Fix up NFS client write error handling. Errors are split into

recoverable and unrecoverable. For the former, we redirty the buffer and hang onto it for future retries. For the latter (eg. ESTALE), we discard the buffer and return the error back to the user on the next syscall. This fixes a number of vfs panics and fixes having a large number of dirty buffers (that cannot be written out and reclaimed) from hanging around. Thanks to ups@ for discussions on this issue. Reported by: kris, Kai, others Approved by: re (kensmith)
2007-07-03 18:30:55 +00:00 · 2007-07-03 18:30:55 +00:00 · 03e557fd5a
commit 03e557fd5a
parent 9d53363bc8
1 changed files with 15 additions and 0 deletions
--- a/sys/nfsclient/nfs_bio.c
+++ b/sys/nfsclient/nfs_bio.c
@ -1714,6 +1714,19 @@ nfs_doio(struct vnode *vp, struct buf *bp, struct ucred *cr, struct thread *td)
 		 * the vp's paging queues so we cannot call bdirty().  The
 		 * bp in this case is not an NFS cache block so we should
 		 * be safe. XXX
+		 *
+		 * The logic below breaks up errors into recoverable and 
+		 * unrecoverable. For the former, we clear B_INVAL|B_NOCACHE
+		 * and keep the buffer around for potential write retries.
+		 * For the latter (eg ESTALE), we toss the buffer away (B_INVAL)
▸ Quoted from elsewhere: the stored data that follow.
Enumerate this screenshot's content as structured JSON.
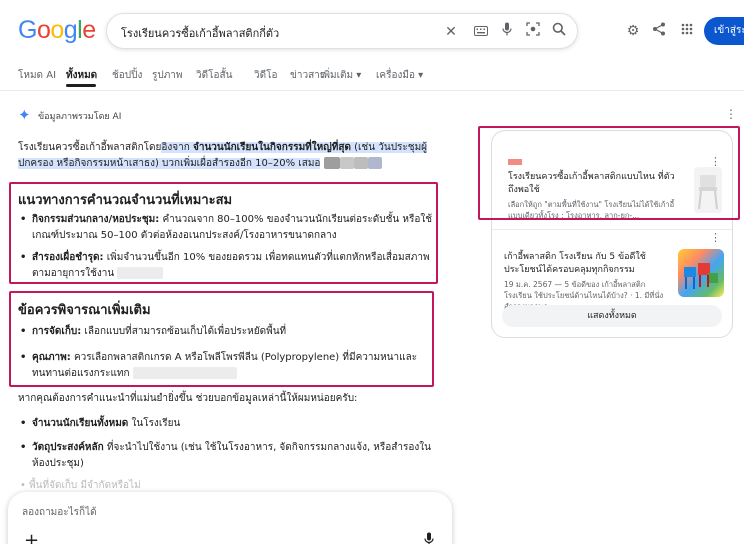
{
  "header": {
    "logo": "Google",
    "query": "โรงเรียนควรซื้อเก้าอี้พลาสติกกี่ตัว",
    "login_label": "เข้าสู่ระบบ"
  },
  "icons": {
    "clear": "close-icon",
    "keyboard": "keyboard-icon",
    "mic": "microphone-icon",
    "lens": "camera-lens-icon",
    "search": "search-icon",
    "settings": "gear-icon",
    "share": "share-icon",
    "apps": "apps-grid-icon"
  },
  "tabs": [
    {
      "label": "โหมด AI"
    },
    {
      "label": "ทั้งหมด",
      "active": true
    },
    {
      "label": "ช้อปปิ้ง"
    },
    {
      "label": "รูปภาพ"
    },
    {
      "label": "วิดีโอสั้น"
    },
    {
      "label": "วิดีโอ"
    },
    {
      "label": "ข่าวสาร"
    },
    {
      "label": "เพิ่มเติม ▾"
    },
    {
      "label": "เครื่องมือ ▾"
    }
  ],
  "ai_overview": {
    "label": "ข้อมูลภาพรวมโดย AI",
    "intro_plain": "โรงเรียนควรซื้อเก้าอี้พลาสติกโดย",
    "intro_hl1": "อิงจาก ",
    "intro_hl_bold": "จำนวนนักเรียนในกิจกรรมที่ใหญ่ที่สุด",
    "intro_hl2": " (เช่น วันประชุมผู้",
    "intro_line2_hl": "ปกครอง หรือกิจกรรมหน้าเสาธง) บวกเพิ่มเผื่อสำรองอีก 10–20% เสมอ",
    "section1": {
      "title": "แนวทางการคำนวณจำนวนที่เหมาะสม",
      "b1_bold": "กิจกรรมส่วนกลาง/หอประชุม:",
      "b1_line1": " คำนวณจาก 80–100% ของจำนวนนักเรียนต่อระดับชั้น หรือใช้",
      "b1_line2": "เกณฑ์ประมาณ 50–100 ตัวต่อห้องอเนกประสงค์/โรงอาหารขนาดกลาง",
      "b2_bold": "สำรองเผื่อชำรุด:",
      "b2_line1": " เพิ่มจำนวนขึ้นอีก 10% ของยอดรวม เพื่อทดแทนตัวที่แตกหักหรือเสื่อมสภาพ",
      "b2_line2": "ตามอายุการใช้งาน"
    },
    "section2": {
      "title": "ข้อควรพิจารณาเพิ่มเติม",
      "b1_bold": "การจัดเก็บ:",
      "b1_text": " เลือกแบบที่สามารถซ้อนเก็บได้เพื่อประหยัดพื้นที่",
      "b2_bold": "คุณภาพ:",
      "b2_line1": " ควรเลือกพลาสติกเกรด A หรือโพลีโพรพีลีน (Polypropylene) ที่มีความหนาและ",
      "b2_line2": "ทนทานต่อแรงกระแทก"
    },
    "followup": "หากคุณต้องการคำแนะนำที่แม่นยำยิ่งขึ้น ช่วยบอกข้อมูลเหล่านี้ให้ผมหน่อยครับ:",
    "fu_b1_bold": "จำนวนนักเรียนทั้งหมด",
    "fu_b1_text": " ในโรงเรียน",
    "fu_b2_bold": "วัตถุประสงค์หลัก",
    "fu_b2_line1": " ที่จะนำไปใช้งาน (เช่น ใช้ในโรงอาหาร, จัดกิจกรรมกลางแจ้ง, หรือสำรองใน",
    "fu_b2_line2": "ห้องประชุม)",
    "fu_b3": "พื้นที่จัดเก็บ มีจำกัดหรือไม่"
  },
  "ask": {
    "placeholder": "ลองถามอะไรก็ได้"
  },
  "right_panel": {
    "card1_title": "โรงเรียนควรซื้อเก้าอี้พลาสติกแบบไหน ที่ตัวถึงพอใช้",
    "card1_desc": "เลือกให้ถูก \"ตามพื้นที่ใช้งาน\" โรงเรียนไม่ได้ใช้เก้าอี้แบบเดียวทั้งโรง ; โรงอาหาร, ลาก-ยก-...",
    "card2_title": "เก้าอี้พลาสติก โรงเรียน กับ 5 ข้อดีใช้ประโยชน์ได้ครอบคลุมทุกกิจกรรม",
    "card2_desc": "19 ม.ค. 2567 — 5 ข้อดีของ เก้าอี้พลาสติก โรงเรียน ใช้ประโยชน์ด้านไหนได้บ้าง? · 1. มีที่นั่งสำรองมากพอ",
    "show_all": "แสดงทั้งหมด"
  },
  "colors": {
    "accent": "#0b57d0",
    "highlight": "#d3e3fd",
    "annotation_box": "#c2185b"
  }
}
+		 * and save the error in the nfsnode. This is less than ideal 
+		 * but necessary. Keeping such buffers around could potentially
+		 * cause buffer exhaustion eventually (they can never be written
+		 * out, so will get constantly be re-dirtied). It also causes
+		 * all sorts of vfs panics. For non-recoverable write errors, 
+		 * also invalidate the attrcache, so we'll be forced to go over
+		 * the wire for this object, returning an error to user on next
+		 * call (most of the time).
 		 */
    		if (error == EINTR || error == EIO || error == ETIMEDOUT
 		    || (!error && (bp->b_flags & B_NEEDCOMMIT))) {
@ -1731,9 +1744,11 @@ nfs_doio(struct vnode *vp, struct buf *bp, struct ucred *cr, struct thread *td)
 	    	} else {
 		    if (error) {
 			bp->b_ioflags |= BIO_ERROR;
+			bp->b_flags |= B_INVAL;
 			bp->b_error = np->n_error = error;
 			mtx_lock(&np->n_mtx);
 			np->n_flag |= NWRITEERR;
+			np->n_attrstamp = 0;
 			mtx_unlock(&np->n_mtx);
 		    }
 		    bp->b_dirtyoff = bp->b_dirtyend = 0;